Peterson lets us know right away what sort of performer we're dealing with. "Mexican Dog" is cheerfully self-deprecating, embracing a life free of ambition and effort, but generous in its friendships. Lazy, drawling vocals sprawling along a sly, slinking tune, "Mexican Dog" summons up dead hot summer air and cold beers. "You and Me and Ben and Jerry" is -- finally -- a love song for daily life. While not belittling commitment or the glories of romance, the song admits that sometimes, one person cannot provide enough comfort. Sometimes, you need butterfat.

He's aware of the compromises and moral pitfalls of the real world, which come not in devil deals and make-or-break moments, but the constant lure of "Bigger" buffets. The lust for power, however petty, that lets someone declare "I've Got the Conch" shows up in all its pathetic insignificance. There's true drama in a "STIC (small town inferiority complex)," as a David-sized football team fights against the Goliath of the city. Peterson isn't afraid to approach the more frightening and sober aspects of life, either, from the isolation of modern life to the fears of aging to concerns astir the afterlife.
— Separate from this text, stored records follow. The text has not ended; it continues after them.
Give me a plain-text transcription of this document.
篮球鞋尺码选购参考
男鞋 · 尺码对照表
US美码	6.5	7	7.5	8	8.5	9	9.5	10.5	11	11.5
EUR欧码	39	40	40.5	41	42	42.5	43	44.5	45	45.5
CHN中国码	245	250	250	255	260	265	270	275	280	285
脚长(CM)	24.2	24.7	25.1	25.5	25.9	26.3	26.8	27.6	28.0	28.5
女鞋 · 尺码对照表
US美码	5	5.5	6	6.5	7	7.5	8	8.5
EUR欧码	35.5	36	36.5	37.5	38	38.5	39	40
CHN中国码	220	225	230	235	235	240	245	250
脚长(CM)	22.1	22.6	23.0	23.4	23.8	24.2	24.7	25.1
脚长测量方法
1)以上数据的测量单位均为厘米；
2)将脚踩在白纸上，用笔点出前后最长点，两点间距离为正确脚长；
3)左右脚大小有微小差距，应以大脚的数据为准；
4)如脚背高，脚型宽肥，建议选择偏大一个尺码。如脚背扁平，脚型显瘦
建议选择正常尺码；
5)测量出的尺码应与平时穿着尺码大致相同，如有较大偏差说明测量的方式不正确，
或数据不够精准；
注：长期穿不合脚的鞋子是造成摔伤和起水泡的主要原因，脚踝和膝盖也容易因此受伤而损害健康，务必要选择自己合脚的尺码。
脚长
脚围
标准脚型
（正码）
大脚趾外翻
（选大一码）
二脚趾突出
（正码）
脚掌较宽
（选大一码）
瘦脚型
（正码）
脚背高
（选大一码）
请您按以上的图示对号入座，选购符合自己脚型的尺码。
But Peterson knows just how to soften the edges, finding the humor that makes even a hard life livable.

Peterson does break away from the dry humor in "Drop 'Em High" and "Run Raramuri." "Run Raramuri" is a tribute to the desperately pressed native tribe of Mexico, facing a new forced removal. The song's history is true and sad, made more painful by the knowledge that this tune is astir as much media attention as the story will get. "Drop 'Em High" simply chronicles a conversation between friends in the aftermath of September 11. Occupying that stunned bubble between occurrence and acceptance, "Drop 'Em High" works over the raw emotions of that night without the ease of platitudes or preaching. The understated brutality of these songs makes me glad Peterson mostly deals with the lighter facets of life.

Peterson has found himself a comfortable musical groove, in a rutted road somewhere between Lyle Lovett and Robert Earl Keen. Less interested in showing off his musical chops than just delivering the tale, his guitar lopes along the faster tracks of a patient harmonica. He's not afraid to play around, rapping through "Cleveland." He can patter through the aggression of "I've Got the Conch" or slow cook his way through a "Hot Tamale." Secure in his style, he even dares to compose for kazoo, and cares little enough to make it work.